1

Let's say I have html file with divs like that:

<div class="message" title="user1"> <span> Hey </span> </div>
<div class="message" title="user1"> <span> It's me </span> </div>
<div class="message" title="user2"> <span> Hi </span> </div>
<div class="message" title="user3"> <span> Ola </span> </div>

How can I get list of all users sending messages?

If I use find method I get only first user, if I use find_all I get user1 two times.

Can I somehow make it in one step without deleting duplicates in list made by find_all?

Ouroborus
  • 16,237
  • 4
  • 39
  • 62
Slajni
  • 105
  • 1
  • 10
  • You can't do it "in one step without deleting duplicates". The normal procedure is to grab all matching elements and then filter those results for uniqueness. – Ouroborus Dec 16 '18 at 20:39
  • Yes, @Ouroborus is right.
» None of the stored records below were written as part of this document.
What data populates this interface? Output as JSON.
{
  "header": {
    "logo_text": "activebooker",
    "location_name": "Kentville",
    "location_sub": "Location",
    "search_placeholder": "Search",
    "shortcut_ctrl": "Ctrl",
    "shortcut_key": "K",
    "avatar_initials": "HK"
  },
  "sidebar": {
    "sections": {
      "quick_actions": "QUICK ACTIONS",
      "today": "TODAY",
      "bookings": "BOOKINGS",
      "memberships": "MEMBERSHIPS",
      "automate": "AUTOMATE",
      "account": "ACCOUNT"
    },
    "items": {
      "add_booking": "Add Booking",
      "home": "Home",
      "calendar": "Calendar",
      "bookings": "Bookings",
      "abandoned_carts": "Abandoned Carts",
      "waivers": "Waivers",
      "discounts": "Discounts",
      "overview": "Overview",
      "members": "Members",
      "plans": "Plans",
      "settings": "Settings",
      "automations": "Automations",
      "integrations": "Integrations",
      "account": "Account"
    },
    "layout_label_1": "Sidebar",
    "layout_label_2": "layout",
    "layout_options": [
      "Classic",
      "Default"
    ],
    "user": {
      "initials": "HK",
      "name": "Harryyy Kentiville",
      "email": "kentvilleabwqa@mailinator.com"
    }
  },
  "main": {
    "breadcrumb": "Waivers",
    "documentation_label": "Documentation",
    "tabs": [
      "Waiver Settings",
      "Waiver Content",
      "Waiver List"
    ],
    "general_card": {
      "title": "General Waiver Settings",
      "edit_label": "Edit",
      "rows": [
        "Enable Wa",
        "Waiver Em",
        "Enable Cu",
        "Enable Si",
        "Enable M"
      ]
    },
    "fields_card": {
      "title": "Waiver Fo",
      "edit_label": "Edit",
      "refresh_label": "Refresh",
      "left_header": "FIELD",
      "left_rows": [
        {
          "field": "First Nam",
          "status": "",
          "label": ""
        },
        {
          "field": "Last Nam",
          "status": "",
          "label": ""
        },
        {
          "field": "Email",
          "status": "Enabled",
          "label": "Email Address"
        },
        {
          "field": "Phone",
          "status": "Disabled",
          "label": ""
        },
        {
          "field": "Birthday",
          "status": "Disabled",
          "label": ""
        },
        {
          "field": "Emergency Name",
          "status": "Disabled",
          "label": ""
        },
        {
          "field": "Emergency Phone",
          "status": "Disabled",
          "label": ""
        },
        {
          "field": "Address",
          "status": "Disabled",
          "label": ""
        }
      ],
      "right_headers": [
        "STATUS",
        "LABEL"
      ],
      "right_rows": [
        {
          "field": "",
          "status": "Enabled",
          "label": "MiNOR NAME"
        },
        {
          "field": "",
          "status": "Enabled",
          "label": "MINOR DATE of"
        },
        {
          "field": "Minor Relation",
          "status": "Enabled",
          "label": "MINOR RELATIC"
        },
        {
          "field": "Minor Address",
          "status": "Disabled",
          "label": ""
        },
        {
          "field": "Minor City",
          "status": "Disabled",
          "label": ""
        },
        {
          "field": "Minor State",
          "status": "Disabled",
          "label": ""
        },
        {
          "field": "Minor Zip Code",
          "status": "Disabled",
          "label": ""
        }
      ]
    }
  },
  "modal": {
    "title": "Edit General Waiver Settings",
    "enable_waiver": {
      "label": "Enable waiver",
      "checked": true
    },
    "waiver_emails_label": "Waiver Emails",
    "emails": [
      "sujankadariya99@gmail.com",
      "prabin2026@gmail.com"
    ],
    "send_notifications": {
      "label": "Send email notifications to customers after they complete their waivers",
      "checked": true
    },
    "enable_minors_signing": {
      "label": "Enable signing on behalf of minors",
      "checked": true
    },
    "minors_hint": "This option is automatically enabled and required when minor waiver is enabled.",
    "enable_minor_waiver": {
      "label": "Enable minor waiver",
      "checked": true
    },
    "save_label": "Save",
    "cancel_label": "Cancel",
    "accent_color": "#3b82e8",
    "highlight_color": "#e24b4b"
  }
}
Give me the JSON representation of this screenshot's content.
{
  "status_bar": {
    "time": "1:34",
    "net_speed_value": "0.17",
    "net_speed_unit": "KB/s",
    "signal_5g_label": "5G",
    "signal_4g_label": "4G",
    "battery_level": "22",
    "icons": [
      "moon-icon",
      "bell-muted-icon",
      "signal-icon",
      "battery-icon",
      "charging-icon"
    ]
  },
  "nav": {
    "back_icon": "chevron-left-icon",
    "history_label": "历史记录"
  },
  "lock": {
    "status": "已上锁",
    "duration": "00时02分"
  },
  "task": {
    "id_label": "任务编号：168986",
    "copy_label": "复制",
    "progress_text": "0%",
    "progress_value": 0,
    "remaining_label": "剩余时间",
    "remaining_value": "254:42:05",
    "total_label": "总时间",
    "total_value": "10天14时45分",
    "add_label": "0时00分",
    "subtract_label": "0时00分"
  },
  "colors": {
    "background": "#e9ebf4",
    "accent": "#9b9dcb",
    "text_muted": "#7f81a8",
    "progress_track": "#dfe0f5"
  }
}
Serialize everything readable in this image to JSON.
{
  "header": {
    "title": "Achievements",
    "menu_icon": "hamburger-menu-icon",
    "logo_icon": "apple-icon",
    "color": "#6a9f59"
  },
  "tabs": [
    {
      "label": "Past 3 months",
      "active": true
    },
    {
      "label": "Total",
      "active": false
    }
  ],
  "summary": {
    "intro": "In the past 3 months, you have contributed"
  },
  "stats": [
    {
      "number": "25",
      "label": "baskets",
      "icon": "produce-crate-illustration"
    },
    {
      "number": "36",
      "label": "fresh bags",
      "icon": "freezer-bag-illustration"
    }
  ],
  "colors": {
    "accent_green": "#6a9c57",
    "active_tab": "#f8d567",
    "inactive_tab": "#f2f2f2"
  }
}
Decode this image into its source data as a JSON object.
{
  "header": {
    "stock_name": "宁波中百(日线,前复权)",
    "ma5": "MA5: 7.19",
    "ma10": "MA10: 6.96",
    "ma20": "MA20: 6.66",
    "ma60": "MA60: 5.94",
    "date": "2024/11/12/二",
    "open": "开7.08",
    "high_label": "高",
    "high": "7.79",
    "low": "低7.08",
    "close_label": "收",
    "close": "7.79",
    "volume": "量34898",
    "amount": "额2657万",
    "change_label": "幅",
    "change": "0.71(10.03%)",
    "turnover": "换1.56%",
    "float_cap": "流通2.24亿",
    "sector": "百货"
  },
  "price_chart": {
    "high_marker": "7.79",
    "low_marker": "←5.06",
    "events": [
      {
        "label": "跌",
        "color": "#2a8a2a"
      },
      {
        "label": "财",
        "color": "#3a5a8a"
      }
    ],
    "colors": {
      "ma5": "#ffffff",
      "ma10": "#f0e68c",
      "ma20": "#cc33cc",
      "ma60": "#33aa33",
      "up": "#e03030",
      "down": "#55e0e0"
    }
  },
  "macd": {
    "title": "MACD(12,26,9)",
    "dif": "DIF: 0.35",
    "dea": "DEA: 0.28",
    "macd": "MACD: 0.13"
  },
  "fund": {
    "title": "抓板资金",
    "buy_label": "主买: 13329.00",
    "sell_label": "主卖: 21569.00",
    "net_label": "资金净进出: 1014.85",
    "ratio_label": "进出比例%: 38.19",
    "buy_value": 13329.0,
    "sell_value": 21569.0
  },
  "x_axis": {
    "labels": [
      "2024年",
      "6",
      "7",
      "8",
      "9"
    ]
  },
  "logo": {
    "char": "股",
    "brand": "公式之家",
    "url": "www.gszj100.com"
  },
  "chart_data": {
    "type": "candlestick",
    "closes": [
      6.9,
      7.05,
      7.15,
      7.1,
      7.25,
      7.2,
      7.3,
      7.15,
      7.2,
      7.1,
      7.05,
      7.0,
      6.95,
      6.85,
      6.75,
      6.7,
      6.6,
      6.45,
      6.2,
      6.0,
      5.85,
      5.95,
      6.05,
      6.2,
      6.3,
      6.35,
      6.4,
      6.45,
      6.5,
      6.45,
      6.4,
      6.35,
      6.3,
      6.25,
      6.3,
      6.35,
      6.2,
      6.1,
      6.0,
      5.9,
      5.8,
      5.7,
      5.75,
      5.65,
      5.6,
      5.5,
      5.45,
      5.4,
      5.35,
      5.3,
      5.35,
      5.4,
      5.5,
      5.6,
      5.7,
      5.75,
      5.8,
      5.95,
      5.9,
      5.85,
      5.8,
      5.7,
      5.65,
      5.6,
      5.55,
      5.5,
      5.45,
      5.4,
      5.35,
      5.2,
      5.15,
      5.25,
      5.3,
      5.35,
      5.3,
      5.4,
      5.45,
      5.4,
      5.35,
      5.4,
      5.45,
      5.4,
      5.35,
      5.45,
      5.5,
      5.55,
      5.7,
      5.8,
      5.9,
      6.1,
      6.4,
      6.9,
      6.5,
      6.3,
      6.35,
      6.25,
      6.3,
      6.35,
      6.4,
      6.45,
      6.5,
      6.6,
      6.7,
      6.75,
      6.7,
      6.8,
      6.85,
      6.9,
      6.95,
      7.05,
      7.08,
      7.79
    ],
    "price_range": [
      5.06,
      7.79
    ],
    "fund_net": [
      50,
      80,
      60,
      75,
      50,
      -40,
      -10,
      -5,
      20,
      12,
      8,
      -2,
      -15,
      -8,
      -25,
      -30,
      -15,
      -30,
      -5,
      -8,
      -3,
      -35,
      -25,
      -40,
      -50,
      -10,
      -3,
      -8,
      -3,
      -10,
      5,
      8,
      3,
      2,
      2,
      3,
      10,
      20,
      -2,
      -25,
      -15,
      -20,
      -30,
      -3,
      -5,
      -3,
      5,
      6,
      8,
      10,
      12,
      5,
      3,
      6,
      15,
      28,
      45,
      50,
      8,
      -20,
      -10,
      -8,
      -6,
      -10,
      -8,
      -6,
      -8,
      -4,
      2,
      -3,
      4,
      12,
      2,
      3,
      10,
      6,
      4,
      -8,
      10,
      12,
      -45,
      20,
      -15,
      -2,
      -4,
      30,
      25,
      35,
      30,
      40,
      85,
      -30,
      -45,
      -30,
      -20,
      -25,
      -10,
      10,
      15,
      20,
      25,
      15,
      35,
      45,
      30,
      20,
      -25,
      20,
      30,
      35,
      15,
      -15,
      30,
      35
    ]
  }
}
You'll want to make the returned list into a set. https://stackoverflow.com/a/12897419/1487413 – Martin Burch Dec 16 '18 at 20:46

2 Answers2

1

here's the 2 ways I can only think of doing it:

import bs4

r = '''<div class="message" title="user1"> <span> Hey </span> </div>
<div class="message" title="user1"> <span> It's me </span> </div>
<div class="message" title="user2"> <span> Hi </span> </div>
<div class="message" title="user3"> <span> Ola </span> </div>'''

soup = bs4.BeautifulSoup(r,'html.parser')
messages = soup.find_all('div', {'class':'message'})

users_list = []   

for user in messages:
    user_id = user.get('title')
    if user_id not in users_list:
        users_list.append(user_id)

or

import bs4

r = '''<div class="message" title="user1"> <span> Hey </span> </div>
<div class="message" title="user1"> <span> It's me </span> </div>
<div class="message" title="user2"> <span> Hi </span> </div>
<div class="message" title="user3"> <span> Ola </span> </div>'''

soup = bs4.BeautifulSoup(r,'html.parser')
messages = soup.find_all('div', {'class':'message'})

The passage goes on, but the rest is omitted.